There were 15 Mets who had 30 plate appearances in Spring Training and 100 plate appearances in the regular season. That’s a really small sample, so accuracywise we’d better keep our fingers crossed, but it’s enough data to spitball a little.
I ran four correlations on this – spring and regular season batting average, OBP, SLG, and OPS – and then created an additional stat to measure whether hitters changed hitting style from spring to the regular season. This was a quick and dirty attempt to measure whether hitters favored OBP or SLG, so I took the ratio (SLG/OPS) and reasoned that a power hitter will have a larger ratio and a singles hitter will have a smaller. I measured this correlation, too, to determine if there were big changes.

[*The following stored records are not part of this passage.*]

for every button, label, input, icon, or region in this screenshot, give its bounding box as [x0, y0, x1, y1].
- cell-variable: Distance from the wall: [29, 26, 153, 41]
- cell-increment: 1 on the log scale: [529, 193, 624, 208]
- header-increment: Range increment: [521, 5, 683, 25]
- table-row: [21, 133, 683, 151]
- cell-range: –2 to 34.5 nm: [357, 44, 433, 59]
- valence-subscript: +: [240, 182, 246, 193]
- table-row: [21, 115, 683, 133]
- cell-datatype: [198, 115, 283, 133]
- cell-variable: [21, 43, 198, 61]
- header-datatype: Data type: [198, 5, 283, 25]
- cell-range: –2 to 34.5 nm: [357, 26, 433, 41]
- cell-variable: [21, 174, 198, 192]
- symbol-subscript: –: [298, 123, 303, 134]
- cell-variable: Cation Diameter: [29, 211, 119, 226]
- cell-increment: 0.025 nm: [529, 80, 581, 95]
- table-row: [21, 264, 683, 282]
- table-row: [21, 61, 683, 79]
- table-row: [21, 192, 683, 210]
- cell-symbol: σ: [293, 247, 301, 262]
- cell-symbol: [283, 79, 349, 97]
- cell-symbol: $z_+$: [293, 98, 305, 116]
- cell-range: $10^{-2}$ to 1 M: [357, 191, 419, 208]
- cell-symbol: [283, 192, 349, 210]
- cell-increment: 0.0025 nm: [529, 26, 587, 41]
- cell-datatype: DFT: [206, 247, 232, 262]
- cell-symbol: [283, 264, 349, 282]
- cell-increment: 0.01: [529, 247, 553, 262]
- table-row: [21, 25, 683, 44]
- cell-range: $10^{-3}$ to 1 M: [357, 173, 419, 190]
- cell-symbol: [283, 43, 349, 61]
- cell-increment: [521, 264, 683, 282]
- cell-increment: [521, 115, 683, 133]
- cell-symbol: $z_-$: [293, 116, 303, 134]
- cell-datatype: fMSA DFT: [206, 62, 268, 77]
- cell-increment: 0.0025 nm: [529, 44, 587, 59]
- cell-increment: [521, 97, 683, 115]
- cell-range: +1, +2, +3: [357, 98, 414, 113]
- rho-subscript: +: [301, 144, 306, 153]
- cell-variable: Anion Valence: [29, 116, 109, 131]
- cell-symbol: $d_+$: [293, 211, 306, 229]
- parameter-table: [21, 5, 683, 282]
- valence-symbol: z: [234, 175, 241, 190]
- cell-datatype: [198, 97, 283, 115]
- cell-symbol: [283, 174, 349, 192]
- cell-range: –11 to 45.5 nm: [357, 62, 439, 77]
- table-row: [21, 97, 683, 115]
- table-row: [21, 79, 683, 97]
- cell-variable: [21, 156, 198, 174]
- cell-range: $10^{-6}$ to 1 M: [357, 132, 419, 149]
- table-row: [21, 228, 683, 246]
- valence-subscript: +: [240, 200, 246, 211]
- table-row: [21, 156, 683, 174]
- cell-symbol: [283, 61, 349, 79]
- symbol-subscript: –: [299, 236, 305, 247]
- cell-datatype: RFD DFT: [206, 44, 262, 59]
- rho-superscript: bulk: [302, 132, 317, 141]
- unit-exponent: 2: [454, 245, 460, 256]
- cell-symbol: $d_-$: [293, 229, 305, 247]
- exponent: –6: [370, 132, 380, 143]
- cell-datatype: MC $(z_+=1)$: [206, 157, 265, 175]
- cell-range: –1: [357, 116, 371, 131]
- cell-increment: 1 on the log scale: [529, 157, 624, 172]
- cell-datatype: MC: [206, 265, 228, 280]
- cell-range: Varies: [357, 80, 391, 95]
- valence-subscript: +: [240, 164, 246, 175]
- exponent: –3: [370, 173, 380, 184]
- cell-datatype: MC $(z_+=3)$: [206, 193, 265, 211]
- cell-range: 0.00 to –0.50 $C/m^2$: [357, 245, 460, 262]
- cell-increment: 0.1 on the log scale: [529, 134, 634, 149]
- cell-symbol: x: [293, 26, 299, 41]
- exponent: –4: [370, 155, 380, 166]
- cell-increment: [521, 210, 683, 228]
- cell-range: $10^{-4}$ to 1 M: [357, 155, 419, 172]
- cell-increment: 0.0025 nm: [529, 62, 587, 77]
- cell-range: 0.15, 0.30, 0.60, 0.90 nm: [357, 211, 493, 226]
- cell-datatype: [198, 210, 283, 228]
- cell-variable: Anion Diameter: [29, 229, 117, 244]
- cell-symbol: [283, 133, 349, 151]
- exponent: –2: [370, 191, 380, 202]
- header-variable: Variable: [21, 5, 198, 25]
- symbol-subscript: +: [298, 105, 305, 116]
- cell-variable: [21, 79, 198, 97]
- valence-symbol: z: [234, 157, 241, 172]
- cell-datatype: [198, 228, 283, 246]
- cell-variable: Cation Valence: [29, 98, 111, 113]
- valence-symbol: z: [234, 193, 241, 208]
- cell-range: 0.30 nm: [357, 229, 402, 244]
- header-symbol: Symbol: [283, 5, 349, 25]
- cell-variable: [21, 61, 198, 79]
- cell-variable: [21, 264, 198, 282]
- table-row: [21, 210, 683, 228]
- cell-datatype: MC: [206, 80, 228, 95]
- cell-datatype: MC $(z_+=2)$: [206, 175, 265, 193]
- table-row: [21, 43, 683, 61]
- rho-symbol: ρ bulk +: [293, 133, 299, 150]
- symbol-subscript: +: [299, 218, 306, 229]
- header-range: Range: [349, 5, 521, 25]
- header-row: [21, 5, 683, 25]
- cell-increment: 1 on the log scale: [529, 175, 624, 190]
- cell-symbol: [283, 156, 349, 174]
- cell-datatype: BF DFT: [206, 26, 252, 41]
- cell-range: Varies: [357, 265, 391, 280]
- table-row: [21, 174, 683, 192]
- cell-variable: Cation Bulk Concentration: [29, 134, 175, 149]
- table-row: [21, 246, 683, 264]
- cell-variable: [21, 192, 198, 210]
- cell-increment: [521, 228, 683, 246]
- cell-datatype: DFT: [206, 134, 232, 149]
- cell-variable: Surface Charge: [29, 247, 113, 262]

The results are unsurprising – the correlations are really low. Batting average correlates at around .019, and SLG at .305. OBP actually had a negative correlation, indicating that a high spring OBP may be a bad sign for the regular season. This is probably sampling error, due to the tiny number of observations, due almost entirely to Anthony Recker’s magical .426 spring and average regular season. That was about a -.25 correlation, which explains why OPS has a -.05 (near-zero) correlation – that big flip in OBP is going to offset the OPS correlation, too.
The strongest correlation was style – at about .619, it’s a pretty good indicator that if a hitter’s SLG is how he scores, he’ll maintain that hitting style throughout the season.